Wednesday, September 11, 2013

SharePoint 2010 Indexed Columns – Best Practices

The concept of indexing a column in SharePoint is somewhat same as you can index a column in database table. The internal working and methodology to use and maintain the index column is different than how it works in case of Database indexes.

In General index on a column help you locate the row or item quick and in efficient manner and avoid scanning of several other rows. And it help improve the performance of a large list or library. When you are writing a query on your List or you are creating a filtered view, you can use the index columns as filter criteria by which you can quickly retrieve the item you want.

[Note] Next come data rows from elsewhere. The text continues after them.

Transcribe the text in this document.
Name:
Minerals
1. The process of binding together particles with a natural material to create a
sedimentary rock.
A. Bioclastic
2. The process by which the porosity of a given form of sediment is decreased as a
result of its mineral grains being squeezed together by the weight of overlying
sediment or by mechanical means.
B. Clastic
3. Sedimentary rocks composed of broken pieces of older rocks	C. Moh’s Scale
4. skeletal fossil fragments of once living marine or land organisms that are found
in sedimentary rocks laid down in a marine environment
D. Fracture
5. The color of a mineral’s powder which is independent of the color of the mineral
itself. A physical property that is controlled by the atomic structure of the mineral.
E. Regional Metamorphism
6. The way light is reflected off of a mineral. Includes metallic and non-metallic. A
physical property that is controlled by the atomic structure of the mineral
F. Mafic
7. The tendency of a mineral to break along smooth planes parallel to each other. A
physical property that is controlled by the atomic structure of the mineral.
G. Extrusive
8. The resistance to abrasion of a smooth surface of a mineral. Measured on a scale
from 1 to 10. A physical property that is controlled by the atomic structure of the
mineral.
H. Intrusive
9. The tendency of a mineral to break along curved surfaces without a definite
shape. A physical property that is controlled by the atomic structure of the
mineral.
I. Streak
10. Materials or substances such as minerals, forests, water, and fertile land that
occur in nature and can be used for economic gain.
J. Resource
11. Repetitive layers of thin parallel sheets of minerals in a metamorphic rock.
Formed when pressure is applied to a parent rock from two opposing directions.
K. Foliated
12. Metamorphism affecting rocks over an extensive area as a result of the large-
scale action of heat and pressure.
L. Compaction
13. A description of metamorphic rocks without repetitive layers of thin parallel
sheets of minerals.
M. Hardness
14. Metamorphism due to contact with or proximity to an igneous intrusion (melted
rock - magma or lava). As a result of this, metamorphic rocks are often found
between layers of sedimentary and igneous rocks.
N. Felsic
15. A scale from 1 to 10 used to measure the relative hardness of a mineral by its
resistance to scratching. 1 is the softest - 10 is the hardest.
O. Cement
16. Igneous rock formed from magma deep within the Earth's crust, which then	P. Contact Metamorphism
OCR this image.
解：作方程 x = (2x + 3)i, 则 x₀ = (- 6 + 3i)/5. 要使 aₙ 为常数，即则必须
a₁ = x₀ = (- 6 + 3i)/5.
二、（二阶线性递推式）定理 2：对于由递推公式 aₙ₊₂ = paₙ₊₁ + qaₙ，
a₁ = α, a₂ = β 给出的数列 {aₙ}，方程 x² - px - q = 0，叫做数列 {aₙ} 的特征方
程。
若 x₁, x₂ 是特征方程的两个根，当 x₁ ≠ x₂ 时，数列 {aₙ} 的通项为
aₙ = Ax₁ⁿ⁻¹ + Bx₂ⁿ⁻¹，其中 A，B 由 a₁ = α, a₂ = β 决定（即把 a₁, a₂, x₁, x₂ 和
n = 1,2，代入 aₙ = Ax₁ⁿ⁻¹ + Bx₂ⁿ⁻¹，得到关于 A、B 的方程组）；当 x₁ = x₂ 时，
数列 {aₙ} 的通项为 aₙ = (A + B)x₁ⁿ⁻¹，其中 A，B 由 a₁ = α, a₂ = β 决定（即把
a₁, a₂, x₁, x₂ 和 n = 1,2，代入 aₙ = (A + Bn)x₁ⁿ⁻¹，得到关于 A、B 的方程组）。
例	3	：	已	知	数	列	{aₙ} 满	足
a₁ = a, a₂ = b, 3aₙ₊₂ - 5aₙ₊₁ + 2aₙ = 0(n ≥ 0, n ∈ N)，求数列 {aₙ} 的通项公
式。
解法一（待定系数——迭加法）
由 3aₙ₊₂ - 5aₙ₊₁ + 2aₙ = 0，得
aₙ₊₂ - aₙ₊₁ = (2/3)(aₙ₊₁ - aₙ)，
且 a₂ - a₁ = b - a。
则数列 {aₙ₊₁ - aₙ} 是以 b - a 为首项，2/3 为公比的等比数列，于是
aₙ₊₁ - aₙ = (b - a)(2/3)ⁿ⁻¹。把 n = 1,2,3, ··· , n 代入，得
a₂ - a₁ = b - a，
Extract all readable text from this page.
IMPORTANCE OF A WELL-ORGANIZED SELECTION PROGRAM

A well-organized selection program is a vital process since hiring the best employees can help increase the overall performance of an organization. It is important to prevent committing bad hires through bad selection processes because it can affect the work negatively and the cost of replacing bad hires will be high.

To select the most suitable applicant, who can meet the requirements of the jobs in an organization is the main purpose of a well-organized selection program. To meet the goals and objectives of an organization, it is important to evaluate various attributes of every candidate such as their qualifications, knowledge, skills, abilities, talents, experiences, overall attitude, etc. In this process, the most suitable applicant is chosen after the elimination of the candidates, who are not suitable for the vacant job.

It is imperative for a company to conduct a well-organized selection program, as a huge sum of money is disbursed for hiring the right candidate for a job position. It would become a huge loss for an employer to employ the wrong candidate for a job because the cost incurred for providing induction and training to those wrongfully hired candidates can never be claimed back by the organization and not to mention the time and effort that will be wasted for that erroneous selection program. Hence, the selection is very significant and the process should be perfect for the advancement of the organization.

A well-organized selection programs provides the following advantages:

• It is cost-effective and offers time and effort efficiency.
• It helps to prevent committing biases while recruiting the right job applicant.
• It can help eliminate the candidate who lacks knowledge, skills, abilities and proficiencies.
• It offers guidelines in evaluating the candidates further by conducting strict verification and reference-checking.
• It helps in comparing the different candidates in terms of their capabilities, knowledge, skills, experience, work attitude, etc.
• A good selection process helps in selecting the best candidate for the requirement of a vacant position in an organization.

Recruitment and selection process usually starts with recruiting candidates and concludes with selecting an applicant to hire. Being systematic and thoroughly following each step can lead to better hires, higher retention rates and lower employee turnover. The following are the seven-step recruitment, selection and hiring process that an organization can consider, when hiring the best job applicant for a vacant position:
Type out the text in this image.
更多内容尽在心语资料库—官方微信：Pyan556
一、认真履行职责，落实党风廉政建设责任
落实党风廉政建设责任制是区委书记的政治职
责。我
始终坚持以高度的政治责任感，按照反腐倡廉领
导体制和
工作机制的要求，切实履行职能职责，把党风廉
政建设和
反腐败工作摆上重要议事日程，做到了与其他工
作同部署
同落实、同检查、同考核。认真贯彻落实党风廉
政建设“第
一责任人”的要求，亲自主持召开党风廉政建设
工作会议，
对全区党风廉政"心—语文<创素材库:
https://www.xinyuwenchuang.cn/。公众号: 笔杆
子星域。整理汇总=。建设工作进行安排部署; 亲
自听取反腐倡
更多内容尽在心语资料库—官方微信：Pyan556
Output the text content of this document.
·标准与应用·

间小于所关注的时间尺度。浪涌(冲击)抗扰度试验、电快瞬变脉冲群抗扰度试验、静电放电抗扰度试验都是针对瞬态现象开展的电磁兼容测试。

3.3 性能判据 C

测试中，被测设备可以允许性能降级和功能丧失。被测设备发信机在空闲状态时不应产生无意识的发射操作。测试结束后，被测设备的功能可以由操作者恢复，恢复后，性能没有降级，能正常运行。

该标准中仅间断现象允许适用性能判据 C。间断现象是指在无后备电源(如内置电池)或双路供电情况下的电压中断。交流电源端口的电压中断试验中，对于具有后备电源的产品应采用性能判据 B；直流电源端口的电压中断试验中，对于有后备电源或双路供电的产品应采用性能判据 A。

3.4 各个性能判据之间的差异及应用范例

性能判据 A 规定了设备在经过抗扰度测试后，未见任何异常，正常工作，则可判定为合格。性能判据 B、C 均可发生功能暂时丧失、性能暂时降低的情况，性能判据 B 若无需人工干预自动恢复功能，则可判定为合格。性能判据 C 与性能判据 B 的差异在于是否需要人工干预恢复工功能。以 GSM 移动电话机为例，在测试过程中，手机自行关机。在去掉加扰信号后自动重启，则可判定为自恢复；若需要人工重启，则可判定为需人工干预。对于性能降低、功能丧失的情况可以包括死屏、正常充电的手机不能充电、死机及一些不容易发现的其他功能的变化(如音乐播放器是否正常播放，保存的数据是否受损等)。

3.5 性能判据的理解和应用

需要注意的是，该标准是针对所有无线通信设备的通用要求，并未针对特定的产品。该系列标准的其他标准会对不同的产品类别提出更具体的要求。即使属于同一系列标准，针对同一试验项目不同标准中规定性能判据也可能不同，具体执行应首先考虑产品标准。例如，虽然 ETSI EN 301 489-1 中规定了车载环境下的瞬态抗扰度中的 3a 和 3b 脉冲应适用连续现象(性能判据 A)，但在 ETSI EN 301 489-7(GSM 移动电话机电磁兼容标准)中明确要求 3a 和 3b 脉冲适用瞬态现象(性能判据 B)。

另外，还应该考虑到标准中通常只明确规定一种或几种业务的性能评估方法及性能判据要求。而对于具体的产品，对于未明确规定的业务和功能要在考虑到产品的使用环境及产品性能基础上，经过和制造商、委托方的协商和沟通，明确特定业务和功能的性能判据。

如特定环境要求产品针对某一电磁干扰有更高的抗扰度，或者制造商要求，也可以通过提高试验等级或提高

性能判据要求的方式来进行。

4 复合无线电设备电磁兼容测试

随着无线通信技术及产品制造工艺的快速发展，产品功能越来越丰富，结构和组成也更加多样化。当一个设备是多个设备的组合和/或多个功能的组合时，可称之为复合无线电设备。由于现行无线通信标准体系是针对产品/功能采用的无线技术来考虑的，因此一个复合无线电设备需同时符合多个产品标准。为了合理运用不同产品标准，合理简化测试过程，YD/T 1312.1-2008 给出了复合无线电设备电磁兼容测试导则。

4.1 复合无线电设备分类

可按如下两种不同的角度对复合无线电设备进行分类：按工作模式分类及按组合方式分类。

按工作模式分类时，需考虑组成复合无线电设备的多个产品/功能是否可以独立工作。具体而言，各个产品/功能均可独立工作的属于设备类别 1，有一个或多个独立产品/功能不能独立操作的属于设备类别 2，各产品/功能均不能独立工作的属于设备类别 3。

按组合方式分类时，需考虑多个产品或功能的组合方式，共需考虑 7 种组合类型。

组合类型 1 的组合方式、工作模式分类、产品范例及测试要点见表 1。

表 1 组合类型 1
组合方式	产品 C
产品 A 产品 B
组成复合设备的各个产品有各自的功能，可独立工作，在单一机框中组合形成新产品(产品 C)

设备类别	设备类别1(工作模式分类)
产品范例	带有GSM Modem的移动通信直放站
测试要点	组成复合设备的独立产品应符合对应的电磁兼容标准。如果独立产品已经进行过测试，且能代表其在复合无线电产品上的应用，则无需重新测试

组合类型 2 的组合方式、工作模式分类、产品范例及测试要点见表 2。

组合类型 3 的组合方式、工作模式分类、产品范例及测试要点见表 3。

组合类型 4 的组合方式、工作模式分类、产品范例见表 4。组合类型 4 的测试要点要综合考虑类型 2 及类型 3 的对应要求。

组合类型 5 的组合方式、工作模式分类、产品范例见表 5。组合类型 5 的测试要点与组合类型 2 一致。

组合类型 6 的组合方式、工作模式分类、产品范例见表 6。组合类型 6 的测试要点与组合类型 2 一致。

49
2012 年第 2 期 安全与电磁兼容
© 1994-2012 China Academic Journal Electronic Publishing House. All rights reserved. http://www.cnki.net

Also as a good practices you should not end up creating several columns of your list as index columns, there has to be logical decision on that, you can take a look at the Type of the column, values of the columns, how the value of the column is used, is it used in filter criteria’s at several other places, keep in mind that each additional column index consumes extra resources in database and add some overheads on SharePoint to perform some additional operations to maintain the indexes. It is very important that you take a look at the usability of the column across all the views, filters criteria where is most commonly used as to filter the information for retrieval. And accordingly you can decided if you want to create the column as indexed column. However SharePoint has imposed some limitation on how many and on what you can create an index column. In SharePoint list or library you can index up to 20 columns.

The following table summarizes what columns can and cannot be indexed.

Column Types that can be indexed
Single line of text
Choice (single value)
Number
Currency
Date and Time
Lookup (single value)
Person or Group (single value)
Yes/No
Managed Metadata
Column Types that can NOT be indexed
Multiple lines of text
Choice (multi-valued)
Calculated
Hyperlink or Picture
Custom Columns
Lookup (multi-valued)
Person or Group (multi-valued)
External data


2 comments:

  1. You should also point out that if you use an index against a person column, a SharePoint view will only use the index if it is the first filter condition AND you use the [Me] token. I am just finding out that you cannot use a text query like 'DOMAIN\userName' or '30;#DOMAIN\userName' or even just the site collection user UID. I have run in to this myself and am furious that Microsoft blankly say that you can index this column, without mentioning that little caveat.